The general idea is as follows. For every network service (e.g., DNS, DHCP, iPXE, Nginx) and every per-device subsystem (e.g., network interfaces, Docker) that needs to be configured, there is a corresponding Ansible role and playbook.2 This set is copied onto the Management Server during the manual configuration stage summarized above, and then executed once the management network is online.

2

We gloss over the distinction between roles and playbooks in Ansible, and focus on the general idea of there being a script that runs with a set of input parameters.

The Ansible playbooks instantiate the network services on the Management Server. The role of DNS and DHCP are obvious. As for iPXE and Nginx, they are boot servers for the rest of the infrastructure: the compute servers are configured to boot from the former and the fabric switches are configured to boot from the latter.

In many cases, the playbooks use parameters—such as VLANs, IP addresses, DNS names, and so on—extracted from NetBox. Figure 15 illustrates the approach, and fills in a few details. For example, a home-grown Python program (edgeconfig.py) extracts data from NetBox and outputs a corresponding set of YAML files, crafted to serve as input to yet another open source tool (Netplan), which actually does the detailed work of configuring the network subsystem on the various backend devices. More information about Ansible and Netplan is available on their respective web sites.

Further Reading

Ansible: Automation Platform.

Netplan: Network Configuration Abstraction Renderer.

_images/Slide20.png

Figure 15. Configuring network services and OS-level subsystems using NetBox data.

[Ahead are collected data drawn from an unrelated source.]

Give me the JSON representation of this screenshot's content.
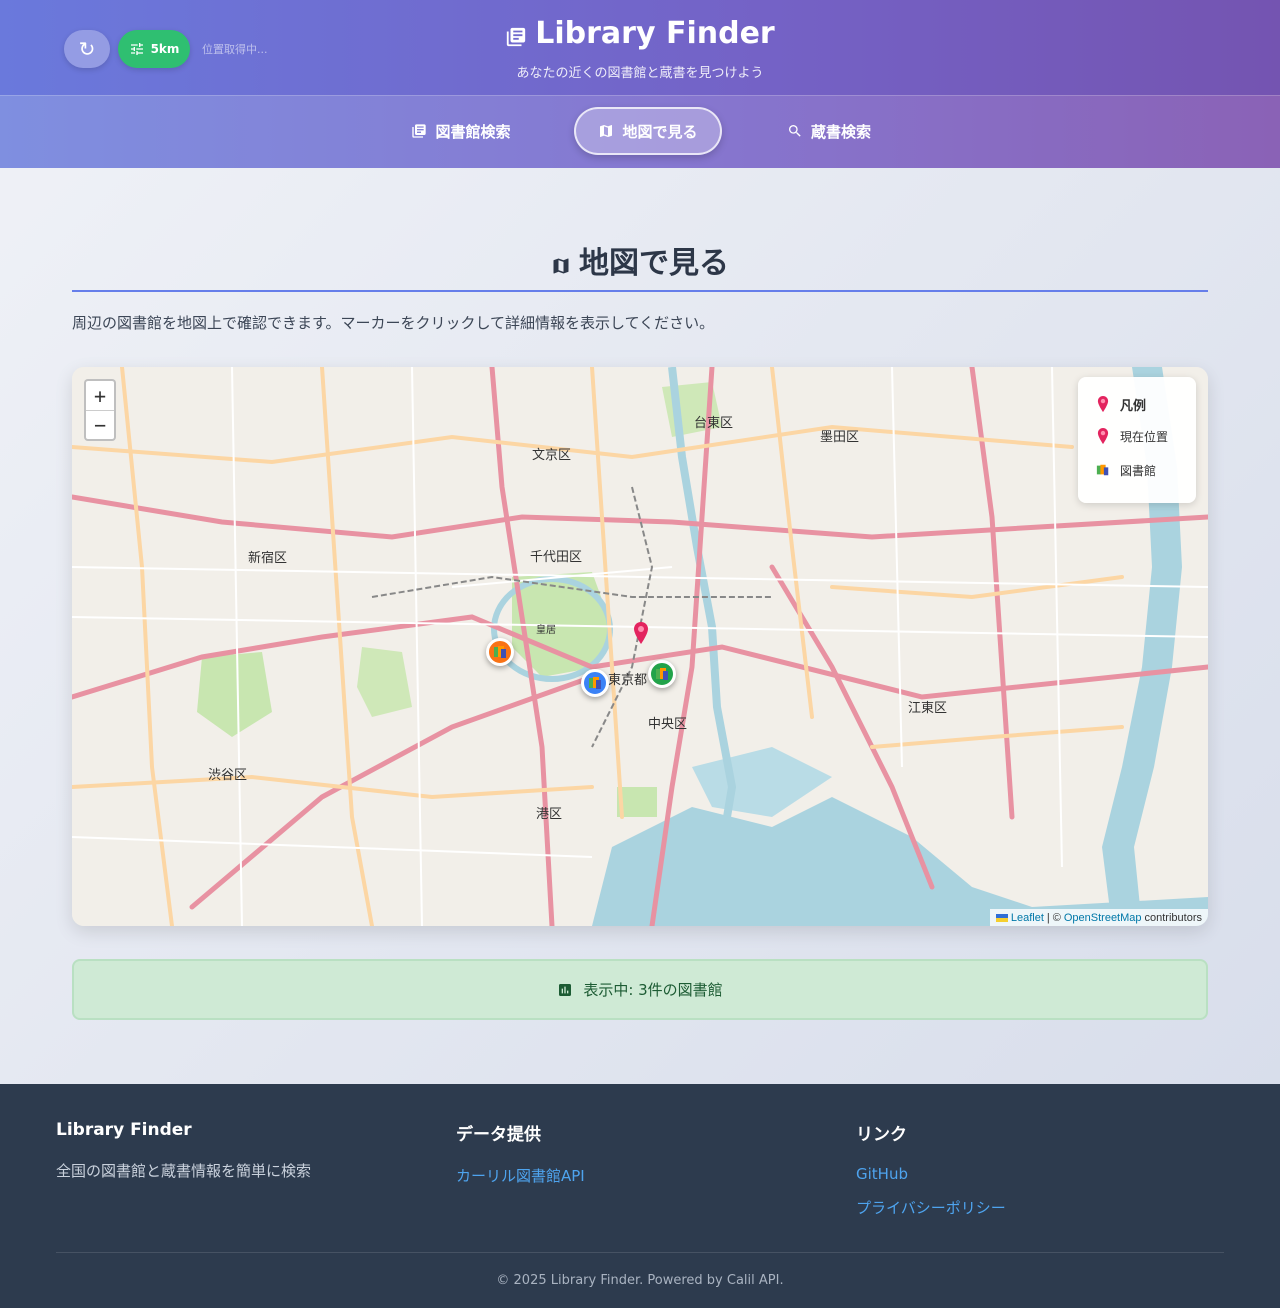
{
  "header": {
    "title": "Library Finder",
    "subtitle": "あなたの近くの図書館と蔵書を見つけよう",
    "radius_label": "5km",
    "location_status": "位置取得中..."
  },
  "nav": {
    "tabs": [
      {
        "label": "図書館検索",
        "icon": "library-books-icon",
        "active": false
      },
      {
        "label": "地図で見る",
        "icon": "map-icon",
        "active": true
      },
      {
        "label": "蔵書検索",
        "icon": "search-icon",
        "active": false
      }
    ]
  },
  "main": {
    "title": "地図で見る",
    "description": "周辺の図書館を地図上で確認できます。マーカーをクリックして詳細情報を表示してください。",
    "count_text": "表示中: 3件の図書館"
  },
  "map": {
    "zoom_in": "+",
    "zoom_out": "−",
    "legend": {
      "title": "凡例",
      "current_location": "現在位置",
      "library": "図書館"
    },
    "attribution": {
      "leaflet": "Leaflet",
      "separator": "|",
      "copyright": "©",
      "osm": "OpenStreetMap",
      "contributors": "contributors"
    },
    "labels": [
      "文京区",
      "台東区",
      "墨田区",
      "新宿区",
      "千代田区",
      "東京都",
      "中央区",
      "江東区",
      "渋谷区",
      "港区",
      "皇居"
    ],
    "markers": [
      {
        "name": "library-marker-orange",
        "color": "#f97316"
      },
      {
        "name": "library-marker-blue",
        "color": "#3b82f6"
      },
      {
        "name": "library-marker-green",
        "color": "#22a34a"
      }
    ]
  },
  "footer": {
    "brand_title": "Library Finder",
    "brand_text": "全国の図書館と蔵書情報を簡単に検索",
    "data_title": "データ提供",
    "data_link": "カーリル図書館API",
    "links_title": "リンク",
    "links": [
      "GitHub",
      "プライバシーポリシー"
    ],
    "copyright": "© 2025 Library Finder. Powered by Calil API."
  },
  "colors": {
    "header_gradient_start": "#6a79dc",
    "header_gradient_end": "#7454b1",
    "accent": "#667eea",
    "radius_button": "#2fbf71",
    "footer_bg": "#2d3b4e",
    "count_bar_bg": "#cfead5",
    "water": "#aad3df",
    "park": "#c8e6b0"
  }
}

While Figure 15 highlights how Ansible is paired with Netplan to configure kernel-level details, there is also an Ansible playbook that installs Docker on each compute server and fabric switch, and then launches a Docker container running a “finalize” image. This image makes calls into the next layer of the provisioning stack, effectively signalling that the cluster is running and ready for further instructions. We are now ready to describe that next layer of the stack.

3.1.3 Provisioning API

As a result of the steps described so far, we can assume each server and switch is up and running, but we still have a little work to do to prepare our bare-metal clusters for the next layer in the provisioning stack, essentially establishing parity between the left- and right-hand sides of the hybrid cloud shown in Figure 11. If you ask yourself “What would Google do?” this reduces to the task of setting up a GCP-like API for the bare-metal edge clouds. This API primarily subsumes the Kubernetes API, but it goes beyond providing a way to use Kubernetes to also include calls to manage Kubernetes.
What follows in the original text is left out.